Belajar dari Negara Lain: Cara Menjaga Mutu Layanan Kesehatan dalam Era BPJS

Belum genap 1 bulan BPJS Kesehatan diberlakukan di Indonesia, berita-berita buruk dan keluhan tentang pelaksanaan BPJS sudah marak bermunculan. Dirangkum dari situs Liputan6.com, anggapan-anggapan buruk maupun keluhan atas pelaksanaan BPJS Kesehatan ini datang dari berbagai kalangan. Mulai dari masyarakat yang mengeluhkan beberapa layanan yang ternyata tidak ditanggung BPJS; organisasi profesi yang masih mempertanyakan besaran kapitasi; hingga pernyataan mantan menteri kesehatan RI, Dr. dr. Siti Fadhilah Supari, Sp. JP(K), yang mengatakan bahwa sistem penarikan iuran BPJS yang tidak sesuai konstitusi.
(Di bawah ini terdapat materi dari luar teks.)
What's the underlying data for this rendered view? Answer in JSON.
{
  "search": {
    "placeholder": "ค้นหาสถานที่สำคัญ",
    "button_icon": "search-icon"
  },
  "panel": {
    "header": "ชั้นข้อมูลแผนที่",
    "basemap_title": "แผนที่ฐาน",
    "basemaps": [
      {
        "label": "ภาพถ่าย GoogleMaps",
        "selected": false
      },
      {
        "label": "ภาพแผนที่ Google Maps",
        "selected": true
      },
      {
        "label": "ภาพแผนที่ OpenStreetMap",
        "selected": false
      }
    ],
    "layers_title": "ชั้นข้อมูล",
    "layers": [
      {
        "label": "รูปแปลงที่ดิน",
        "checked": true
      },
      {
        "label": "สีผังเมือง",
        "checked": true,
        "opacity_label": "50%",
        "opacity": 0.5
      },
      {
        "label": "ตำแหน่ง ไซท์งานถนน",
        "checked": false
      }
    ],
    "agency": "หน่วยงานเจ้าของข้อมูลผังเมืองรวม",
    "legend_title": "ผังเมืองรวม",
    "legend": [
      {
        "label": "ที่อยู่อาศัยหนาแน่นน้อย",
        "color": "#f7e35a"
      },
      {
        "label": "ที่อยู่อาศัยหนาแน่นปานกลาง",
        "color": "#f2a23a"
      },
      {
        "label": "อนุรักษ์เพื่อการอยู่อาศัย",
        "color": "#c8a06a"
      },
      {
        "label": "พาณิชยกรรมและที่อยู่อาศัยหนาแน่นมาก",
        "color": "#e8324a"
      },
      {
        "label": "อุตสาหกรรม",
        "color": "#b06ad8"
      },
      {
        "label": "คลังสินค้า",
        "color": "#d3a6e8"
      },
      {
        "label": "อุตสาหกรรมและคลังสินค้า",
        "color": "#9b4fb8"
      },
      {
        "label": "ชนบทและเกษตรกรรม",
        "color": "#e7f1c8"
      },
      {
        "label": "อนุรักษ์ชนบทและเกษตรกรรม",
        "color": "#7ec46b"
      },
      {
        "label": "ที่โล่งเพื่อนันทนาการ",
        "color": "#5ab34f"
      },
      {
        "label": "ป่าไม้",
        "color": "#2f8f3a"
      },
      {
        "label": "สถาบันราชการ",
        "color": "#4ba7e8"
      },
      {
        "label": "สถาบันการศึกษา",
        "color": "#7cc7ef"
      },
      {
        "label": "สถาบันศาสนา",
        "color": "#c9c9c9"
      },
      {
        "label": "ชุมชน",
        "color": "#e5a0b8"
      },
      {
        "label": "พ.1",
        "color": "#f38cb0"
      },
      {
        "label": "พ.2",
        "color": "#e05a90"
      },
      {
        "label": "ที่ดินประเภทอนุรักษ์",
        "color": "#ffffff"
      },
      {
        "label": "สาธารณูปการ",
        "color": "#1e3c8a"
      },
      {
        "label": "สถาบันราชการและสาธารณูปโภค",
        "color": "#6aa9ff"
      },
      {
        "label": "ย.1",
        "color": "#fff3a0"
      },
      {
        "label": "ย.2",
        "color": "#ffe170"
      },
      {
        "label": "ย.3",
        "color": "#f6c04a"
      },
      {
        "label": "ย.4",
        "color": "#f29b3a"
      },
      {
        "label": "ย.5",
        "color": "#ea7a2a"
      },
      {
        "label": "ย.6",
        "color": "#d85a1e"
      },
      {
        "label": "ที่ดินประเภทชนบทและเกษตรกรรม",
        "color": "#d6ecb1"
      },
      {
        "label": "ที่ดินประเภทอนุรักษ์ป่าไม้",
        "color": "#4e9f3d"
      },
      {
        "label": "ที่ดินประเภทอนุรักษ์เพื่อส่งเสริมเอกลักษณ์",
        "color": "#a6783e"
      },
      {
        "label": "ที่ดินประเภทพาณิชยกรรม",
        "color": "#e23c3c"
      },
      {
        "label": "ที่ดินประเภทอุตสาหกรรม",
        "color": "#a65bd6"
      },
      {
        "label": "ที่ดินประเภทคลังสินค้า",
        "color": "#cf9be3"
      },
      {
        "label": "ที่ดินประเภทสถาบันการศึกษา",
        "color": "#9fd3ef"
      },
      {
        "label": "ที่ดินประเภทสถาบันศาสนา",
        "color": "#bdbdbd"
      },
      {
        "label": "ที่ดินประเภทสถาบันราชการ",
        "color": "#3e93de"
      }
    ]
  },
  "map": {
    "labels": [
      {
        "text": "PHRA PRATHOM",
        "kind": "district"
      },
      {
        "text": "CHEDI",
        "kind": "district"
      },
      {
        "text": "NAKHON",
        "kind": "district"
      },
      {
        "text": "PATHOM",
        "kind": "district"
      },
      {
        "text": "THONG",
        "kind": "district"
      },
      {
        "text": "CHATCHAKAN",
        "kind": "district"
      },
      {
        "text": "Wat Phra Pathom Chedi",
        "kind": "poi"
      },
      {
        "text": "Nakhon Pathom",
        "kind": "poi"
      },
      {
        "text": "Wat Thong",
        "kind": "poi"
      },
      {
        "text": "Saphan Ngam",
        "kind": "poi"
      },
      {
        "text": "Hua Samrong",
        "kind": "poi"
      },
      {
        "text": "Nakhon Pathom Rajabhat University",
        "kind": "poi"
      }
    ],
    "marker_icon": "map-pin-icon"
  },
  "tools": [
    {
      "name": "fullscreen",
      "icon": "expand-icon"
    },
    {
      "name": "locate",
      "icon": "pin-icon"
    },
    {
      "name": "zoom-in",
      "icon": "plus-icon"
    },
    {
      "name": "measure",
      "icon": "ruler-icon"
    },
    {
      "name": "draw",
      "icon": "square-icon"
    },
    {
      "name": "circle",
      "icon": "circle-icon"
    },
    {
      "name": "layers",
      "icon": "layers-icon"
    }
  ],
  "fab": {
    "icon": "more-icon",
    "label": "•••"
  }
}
Untuk merebut hati pihak-pihak yang merespon negatif terhadap BPJS, pemerintah punya tugas besar. Pemerintah harus dapat membuktikan bahwa program baru ini dapat memberi nilai "plus" dibanding program sebelumnya. Pemerintah harus menjamin mutu layanan kesehatan yang diberikan kepada peserta BPJS. Selain itu, agar layanan kesehatan yang diberikan kepada pasien dapat lebih bermutu, pemerintah juga punya tugas untuk "memuaskan" provider.

Penelitian yang dilakukan oleh Dalinjong, dkk. (2012)1, menunjukkan bahwa secara umum, peserta maupun bukan peserta jaminan kesehatan merasa puas dengan layanan yang diberikan provider. Namun, adanya peningkatan utilisasi failitas kesehatan oleh peserta jaminan kesehatan menyebabkan tingginya beban kerja provider. Ini berdampak kepada perilaku provider terhadap peserta jaminan kesehatan. Akibatnya, beberapa peserta jaminan kesehatan harus mengalami waktu tunggu yang panjang, kekerasa verbal, tidak diperiksa secara fisik dan diskriminasi dibandingkan pasien kaya ataupun pasien yang bukan peserta jaminan kesehatan. Selain itu, akibat adanya skema jaminan kesehatan nasional ini, pembayaran klaim menjadi tertunda. Ini memberikan pengaruh terhadap operasional fasilitas kesehatan dan juga mempengaruhi perilaku provider. Akibatnya, provider lebih memilih untuk melayani pasien yang dapat membayar tunai segera pasca perawatan. Hasil penelitian Dalinjong, dkk. ini menjadi bukti bahwa baik pasien maupun provider harus sama-sama dipuaskan.

Untuk menjaga mutu layanan kesehatan dalam era BPJS Kesehatan, pemerintah dapat belajar dari beberapa negara di dunia yang sudah lebih dulu mengimpelementasikan skema asuransi kesehatan nasional. Salah satunya adalah Thailand. Untuk menjamin mutu layanan kesehatan dalam skema jaminan kesehatan nasional, Thailand melakukan hal-hal berikut ini2: pendaftaran fasilitas-fasilitas kesehatan; mempromosikan akreditasi rumah sakit; memperkuat sistem finansial; melakukan survei kepuasan; memperkuat sistem audit; dan melakukan manajemen komplain.

Fasilitas-fasilitas kesehatan yang mendaftar menjadi mitra untuk melayani pasien dengan jaminan kesehatan di Thailand harus memenuhi aspek registrasi dan perizinan. Misalnya, rumah sakit (RS) harus mematuhi undang-undang rumah sakit seperti memiliki surat izin atau memenuhi berbagai persyaratan yang ditetapkan oleh kementerian kesehatan. Personel yang bekerja di rumah sakit juga harus memiliki izin dan mematuhi standar yang ditetapkan. Pada tahun 2011, sudah terdapat 44 RS swasta dan 167 klinik swasta yang terdaftar bermitra dengan National Health Security Office (NHSO).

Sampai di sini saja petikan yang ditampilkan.